Again and again claims are made that the health effect of UFP has still too little research. In many cases, the topic is also trying to trivialize the issue.
For this reason, here are some facts:
• We focus exclusively on ultrafine particles from combustion processes. Combustion is kerosene with an aromatic content of almost 20%.
• Ultrafine particles contained in the exhaust gas are never unproblematic.
• The smaller the particles, the deeper they penetrate into the organism and the more dangerous they are.
• There is demonstrably no lower limit below which a load would be harmless.
• Most of the inhaled alveolar particles remain permanently in the organism.
• Although such small particles are almost without mass, they accumulate in the course of one 47 mg UFP in the human organism.
• Pathological studies in Mexico have shown that in contaminated pollutants areas of high concentrations UFP in the brain could be detected.
• In many studies stroke patients were found to have been exposed to higher UFP stress.
• Scientists at the Helmholtz Institute have shown that an increased risk of infection particle concentration affects heart variability after only a few minutes.
• A Dutch study came to the conclusion that an increase of 10,000 particles per cubic centimeter decreases by 3-6% the life expectation.
• The reason for too few epidemiological studies lies solely in the fact that, due to missing measurements, no stress values are present and thus the correlation between UFP exposure and health effects cannot be demonstrated.
• It is thus urgent to cover the UFP load with the appropriate area measuring instruments and making them accessible to science.


The study is a first tactile experiment, the influence of a large airport on the ultrafine dust situation of the environment. One thing which can already be said is that current study will not provide robust results because of the weaknesses of the data base, but also work programs are simply too big! Thus is a scientific penetration of the core theme of “flight operation” is at best in the form of a literature study, but not in experimental studies scale with a larger number of measuring stations.
The work program gives the impression that there is already sufficient for all sectors knowledge and proven, usable programs. This also applies to certain aspects of the project, e.g. on weather, road traffic, traffic on the apron, etc ..

It is unclear whether the computer programs used for the spread of pollutants by air traffic may be used as a validation which deserves its name. There are legitimate doubts here. A claim, “from an airport of 300 meters Is no longer on the ground, “is in stark contradiction to our measurements and tto which he numerous cyclone events that took place in Flörsheim and Raunheim in recent years has given rise.
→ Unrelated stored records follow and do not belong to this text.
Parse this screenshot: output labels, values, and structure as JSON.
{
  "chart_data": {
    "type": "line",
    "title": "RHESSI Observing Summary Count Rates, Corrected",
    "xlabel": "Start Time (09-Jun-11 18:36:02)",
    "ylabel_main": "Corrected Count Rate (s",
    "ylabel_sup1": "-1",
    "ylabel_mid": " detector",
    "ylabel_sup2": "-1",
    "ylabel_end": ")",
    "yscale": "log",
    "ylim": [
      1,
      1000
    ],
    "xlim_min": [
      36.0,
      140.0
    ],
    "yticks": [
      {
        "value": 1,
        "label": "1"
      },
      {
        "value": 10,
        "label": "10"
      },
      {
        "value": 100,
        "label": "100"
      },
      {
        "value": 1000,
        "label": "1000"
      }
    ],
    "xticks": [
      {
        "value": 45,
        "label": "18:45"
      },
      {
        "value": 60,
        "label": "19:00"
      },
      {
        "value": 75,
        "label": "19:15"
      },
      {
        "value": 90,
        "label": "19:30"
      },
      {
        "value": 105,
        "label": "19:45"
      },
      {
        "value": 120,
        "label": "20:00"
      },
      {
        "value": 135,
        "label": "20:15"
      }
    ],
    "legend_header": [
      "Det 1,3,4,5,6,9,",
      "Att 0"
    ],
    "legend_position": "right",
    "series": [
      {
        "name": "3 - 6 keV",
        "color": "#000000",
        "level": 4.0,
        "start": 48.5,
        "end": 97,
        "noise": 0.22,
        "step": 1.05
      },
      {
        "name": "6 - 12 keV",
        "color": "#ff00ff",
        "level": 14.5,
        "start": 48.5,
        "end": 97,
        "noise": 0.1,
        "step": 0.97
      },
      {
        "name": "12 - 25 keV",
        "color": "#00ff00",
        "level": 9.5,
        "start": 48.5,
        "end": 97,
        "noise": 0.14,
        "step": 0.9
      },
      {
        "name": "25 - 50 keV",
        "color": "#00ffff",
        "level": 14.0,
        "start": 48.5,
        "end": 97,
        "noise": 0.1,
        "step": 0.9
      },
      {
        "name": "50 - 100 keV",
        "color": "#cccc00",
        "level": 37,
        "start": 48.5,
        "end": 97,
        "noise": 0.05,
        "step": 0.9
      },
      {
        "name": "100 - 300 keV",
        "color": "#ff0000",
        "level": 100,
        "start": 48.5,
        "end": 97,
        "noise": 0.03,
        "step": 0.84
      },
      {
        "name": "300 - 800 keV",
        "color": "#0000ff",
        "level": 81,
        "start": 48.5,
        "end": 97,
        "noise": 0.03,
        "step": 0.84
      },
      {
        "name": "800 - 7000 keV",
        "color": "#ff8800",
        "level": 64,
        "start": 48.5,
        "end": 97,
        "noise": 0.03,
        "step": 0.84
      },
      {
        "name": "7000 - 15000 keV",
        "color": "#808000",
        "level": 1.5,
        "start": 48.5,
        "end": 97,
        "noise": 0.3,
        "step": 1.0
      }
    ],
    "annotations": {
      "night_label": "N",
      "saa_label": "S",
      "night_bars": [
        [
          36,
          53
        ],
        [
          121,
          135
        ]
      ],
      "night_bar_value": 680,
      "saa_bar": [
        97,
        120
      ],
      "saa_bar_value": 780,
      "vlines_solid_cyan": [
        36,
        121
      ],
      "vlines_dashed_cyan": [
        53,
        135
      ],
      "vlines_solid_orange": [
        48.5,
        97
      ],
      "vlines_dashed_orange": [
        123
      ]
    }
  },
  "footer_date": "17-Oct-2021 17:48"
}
The proof of the correct simulation must not only be based on annual mean values, but also on the individual case. The propagation model must also include the measured quadrupling of the ultrafine dust load in Mainz-Hechtsheim by the influence of the southern departure route.

In the study, the obvious knowledge gaps are covered by “black-box suppliers”. The averaging process from the beginning does its utmost to hide an increase in knowledge. Lastly, we would like to remind you that often the state does not concern itself with an airport operator facing the legitimate concerns for the protection of residents. However, the task of state authorities is to reduce health hazards, which emanate from a HUB in a densely populated metropolitan area.

The authors expect to avoid mis-investments and to ensure the success of the project and a revision of the work program!